Claflin's new president, Dwaun Warmack, is the 42-year-old president of Harris Stowe State University in St. Louis.
Raised in Detroit by a single mother, Warmack said he’s been able to relate to first-generation students with low socioeconomic backgrounds, many of whom attend historically black colleges and universities, commonly referred to as HBCUs.
“Some folks didn’t think I was college material,” Warmack said. “I know the power of education.”
Warmack spent two decades working in student affairs at HBCUs across the South, including his alma mater, Delta State University in Mississippi. In Warmack’s five years at Harris-Stowe State, freshman enrollment doubled and majors were added in business, science and technology.
He was dubbed one of the "Ten Most Dominant HBCU Leaders of 2018" by the HBCU Campaign Fund, which raises money for scholarships and academic programs at the country's 101 black colleges.
While he and his wife thought about the decision to move to South Carolina, they toured Claflin anonymously and fasted for a week. They also realized their daughter has a childhood friend in Orangeburg.
“Ensuring that my family is happy makes a world of a difference,” Warmack said. "It confirmed to us that this is a place we can serve."
Claflin is in very different shape than the school Tisdale started to lead in 1994.
Claflin was in questionable shape three decades ago with low enrollment and buildings in desperate need of maintenance.
During Tisdale's run, the school added an honors college, scholarships, a molecular science research center, a health and wellness complex, and a new chapel. A planned $20 million fundraiser netted $30 million while a $90 million fundraiser collected $105 million.
Claflin also has an alumni donation rate of 52 percent, the highest for any HBCU in the nation, according to U.S. News & World Report.
Claflin is the nation's seventh-highest-ranked HBCU per U.S. News & World Report.
"We had to have a total transformation,” Tisdale said. “We invested in the restoration of almost every building on the campus."
Keeping up enrollment and funding are two challenges that Warmack faces.
“How do we continue to build resources?” he said.
Warmack said Tisdale offered some advice: Get to know the board of trustees, and pinpoint things that are going well and build on them.
Claflin board Chairman Jim Lehman said Warmack reminded campus leaders of a young Tisdale.
“I think the community will realize there are a lot of similarities between these two men," Lehman said.
Warmack says he'll miss the lunches with colleagues, friends and students at Pappy's Smokehouse near his St.
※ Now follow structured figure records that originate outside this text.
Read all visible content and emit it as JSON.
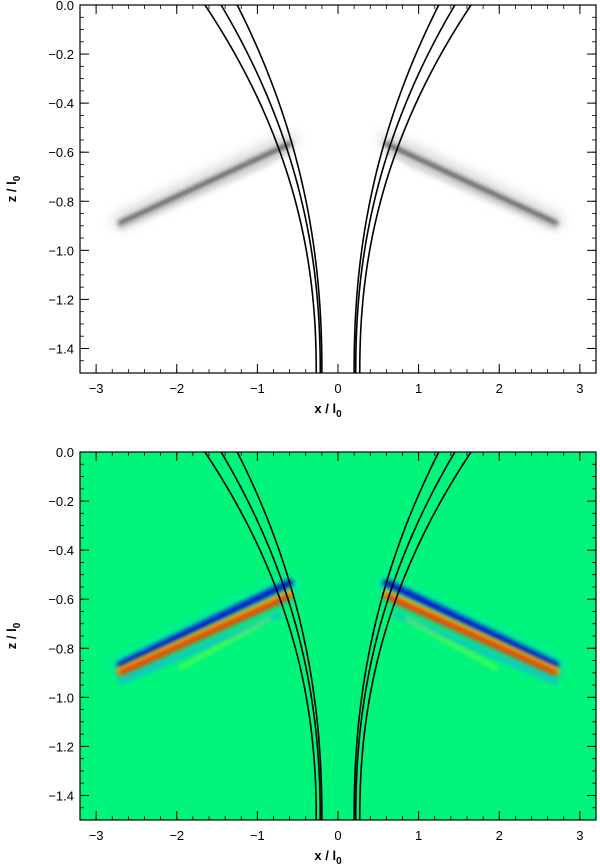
{
  "chart_data": [
    {
      "type": "heatmap",
      "colormap": "grayscale",
      "xlabel": "x",
      "xlabel_unit": "l",
      "xlabel_sub": "0",
      "ylabel": "z",
      "ylabel_unit": "l",
      "ylabel_sub": "0",
      "xlim": [
        -3.2,
        3.2
      ],
      "ylim": [
        -1.5,
        0.0
      ],
      "xticks": [
        -3,
        -2,
        -1,
        0,
        1,
        2,
        3
      ],
      "xtick_labels": [
        "−3",
        "−2",
        "−1",
        "0",
        "1",
        "2",
        "3"
      ],
      "yticks": [
        0.0,
        -0.2,
        -0.4,
        -0.6,
        -0.8,
        -1.0,
        -1.2,
        -1.4
      ],
      "ytick_labels": [
        "0.0",
        "−0.2",
        "−0.4",
        "−0.6",
        "−0.8",
        "−1.0",
        "−1.2",
        "−1.4"
      ],
      "field_lines": [
        {
          "x_top": 1.25,
          "x_bottom": 0.2
        },
        {
          "x_top": 1.45,
          "x_bottom": 0.22
        },
        {
          "x_top": 1.65,
          "x_bottom": 0.27
        }
      ],
      "wave_band": {
        "x_inner": 0.6,
        "z_inner": -0.55,
        "x_outer": 2.7,
        "z_outer": -0.88
      }
    },
    {
      "type": "heatmap",
      "colormap": "rainbow",
      "background_color": "#00f57a",
      "xlabel": "x",
      "xlabel_unit": "l",
      "xlabel_sub": "0",
      "ylabel": "z",
      "ylabel_unit": "l",
      "ylabel_sub": "0",
      "xlim": [
        -3.2,
        3.2
      ],
      "ylim": [
        -1.5,
        0.0
      ],
      "xticks": [
        -3,
        -2,
        -1,
        0,
        1,
        2,
        3
      ],
      "xtick_labels": [
        "−3",
        "−2",
        "−1",
        "0",
        "1",
        "2",
        "3"
      ],
      "yticks": [
        0.0,
        -0.2,
        -0.4,
        -0.6,
        -0.8,
        -1.0,
        -1.2,
        -1.4
      ],
      "ytick_labels": [
        "0.0",
        "−0.2",
        "−0.4",
        "−0.6",
        "−0.8",
        "−1.0",
        "−1.2",
        "−1.4"
      ],
      "field_lines": [
        {
          "x_top": 1.25,
          "x_bottom": 0.2
        },
        {
          "x_top": 1.45,
          "x_bottom": 0.22
        },
        {
          "x_top": 1.65,
          "x_bottom": 0.27
        }
      ],
      "wave_band": {
        "x_inner": 0.6,
        "z_inner": -0.55,
        "x_outer": 2.7,
        "z_outer": -0.88
      }
    }
  ]
}
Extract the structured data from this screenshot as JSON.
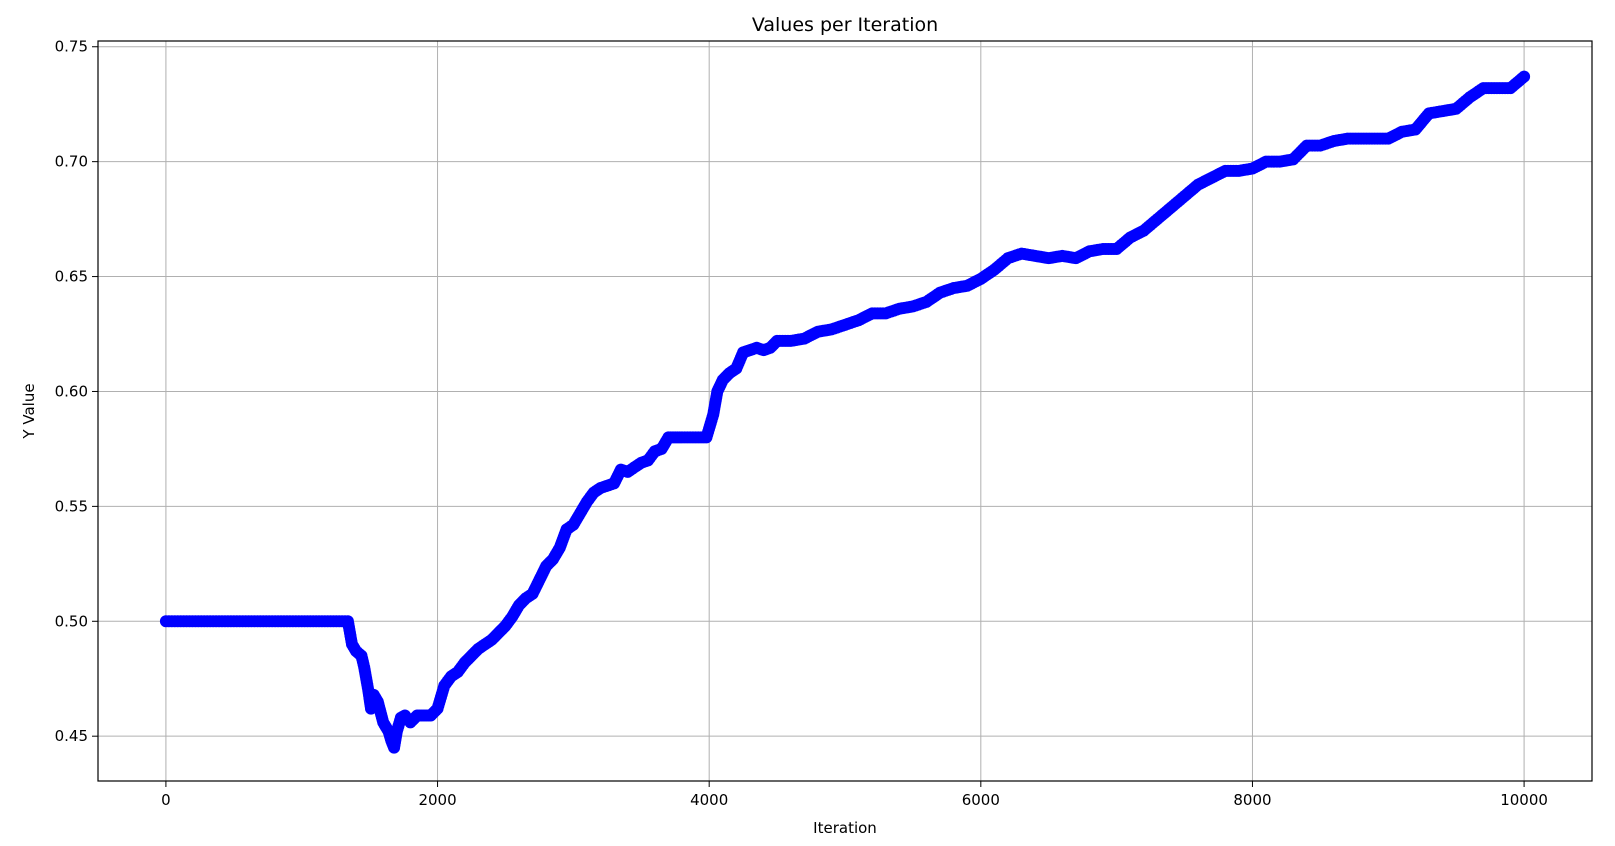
{
  "chart_data": {
    "type": "scatter",
    "title": "Values per Iteration",
    "xlabel": "Iteration",
    "ylabel": "Y Value",
    "xlim": [
      -500,
      10500
    ],
    "ylim": [
      0.4305,
      0.7525
    ],
    "xticks": [
      0,
      2000,
      4000,
      6000,
      8000,
      10000
    ],
    "xtick_labels": [
      "0",
      "2000",
      "4000",
      "6000",
      "8000",
      "10000"
    ],
    "yticks": [
      0.45,
      0.5,
      0.55,
      0.6,
      0.65,
      0.7,
      0.75
    ],
    "ytick_labels": [
      "0.45",
      "0.50",
      "0.55",
      "0.60",
      "0.65",
      "0.70",
      "0.75"
    ],
    "grid": true,
    "marker_color": "#0000ff",
    "series": [
      {
        "x": [
          0,
          500,
          1000,
          1340,
          1370,
          1400,
          1440,
          1460,
          1490,
          1510,
          1530,
          1560,
          1600,
          1640,
          1660,
          1680,
          1700,
          1730,
          1760,
          1800,
          1850,
          1900,
          1950,
          2000,
          2050,
          2100,
          2150,
          2200,
          2250,
          2300,
          2350,
          2400,
          2450,
          2500,
          2550,
          2600,
          2650,
          2700,
          2750,
          2800,
          2850,
          2900,
          2950,
          3000,
          3050,
          3100,
          3150,
          3200,
          3300,
          3350,
          3400,
          3450,
          3500,
          3550,
          3600,
          3650,
          3700,
          3750,
          3800,
          3900,
          3980,
          4030,
          4060,
          4100,
          4150,
          4200,
          4250,
          4300,
          4350,
          4400,
          4450,
          4500,
          4600,
          4700,
          4800,
          4900,
          5000,
          5100,
          5200,
          5300,
          5400,
          5500,
          5600,
          5700,
          5800,
          5900,
          6000,
          6100,
          6200,
          6300,
          6400,
          6500,
          6600,
          6700,
          6800,
          6900,
          7000,
          7100,
          7200,
          7300,
          7400,
          7500,
          7600,
          7700,
          7800,
          7900,
          8000,
          8100,
          8200,
          8300,
          8400,
          8500,
          8600,
          8700,
          8800,
          8900,
          9000,
          9100,
          9200,
          9300,
          9400,
          9500,
          9600,
          9700,
          9800,
          9900,
          10000
        ],
        "y": [
          0.5,
          0.5,
          0.5,
          0.5,
          0.49,
          0.487,
          0.485,
          0.48,
          0.47,
          0.462,
          0.468,
          0.465,
          0.456,
          0.452,
          0.448,
          0.445,
          0.452,
          0.458,
          0.459,
          0.456,
          0.459,
          0.459,
          0.459,
          0.462,
          0.472,
          0.476,
          0.478,
          0.482,
          0.485,
          0.488,
          0.49,
          0.492,
          0.495,
          0.498,
          0.502,
          0.507,
          0.51,
          0.512,
          0.518,
          0.524,
          0.527,
          0.532,
          0.54,
          0.542,
          0.547,
          0.552,
          0.556,
          0.558,
          0.56,
          0.566,
          0.565,
          0.567,
          0.569,
          0.57,
          0.574,
          0.575,
          0.58,
          0.58,
          0.58,
          0.58,
          0.58,
          0.59,
          0.6,
          0.605,
          0.608,
          0.61,
          0.617,
          0.618,
          0.619,
          0.618,
          0.619,
          0.622,
          0.622,
          0.623,
          0.626,
          0.627,
          0.629,
          0.631,
          0.634,
          0.634,
          0.636,
          0.637,
          0.639,
          0.643,
          0.645,
          0.646,
          0.649,
          0.653,
          0.658,
          0.66,
          0.659,
          0.658,
          0.659,
          0.658,
          0.661,
          0.662,
          0.662,
          0.667,
          0.67,
          0.675,
          0.68,
          0.685,
          0.69,
          0.693,
          0.696,
          0.696,
          0.697,
          0.7,
          0.7,
          0.701,
          0.707,
          0.707,
          0.709,
          0.71,
          0.71,
          0.71,
          0.71,
          0.713,
          0.714,
          0.721,
          0.722,
          0.723,
          0.728,
          0.732,
          0.732,
          0.732,
          0.737
        ]
      }
    ]
  }
}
Louis office.
“They say, ‘Dr. Warmack, you won’t be here to give me my degree?’ " Warmack said. "Sometimes it's not that, it's 'Dr. Warmack, we can't get Pappy's anymore?' "
Warmack starts at Claflin on Aug. 1.
Tisdale said he plans to travel, spend time with family and write a book about his time at Claflin.
He compared those 25 years to his early life in on a farm in Kingstree, where he spent each day doing chores.
“I begin with a commitment to doing all I can do in that day," Tisdale said. "And at the end of the day I’m convinced that Claflin has gotten my best.”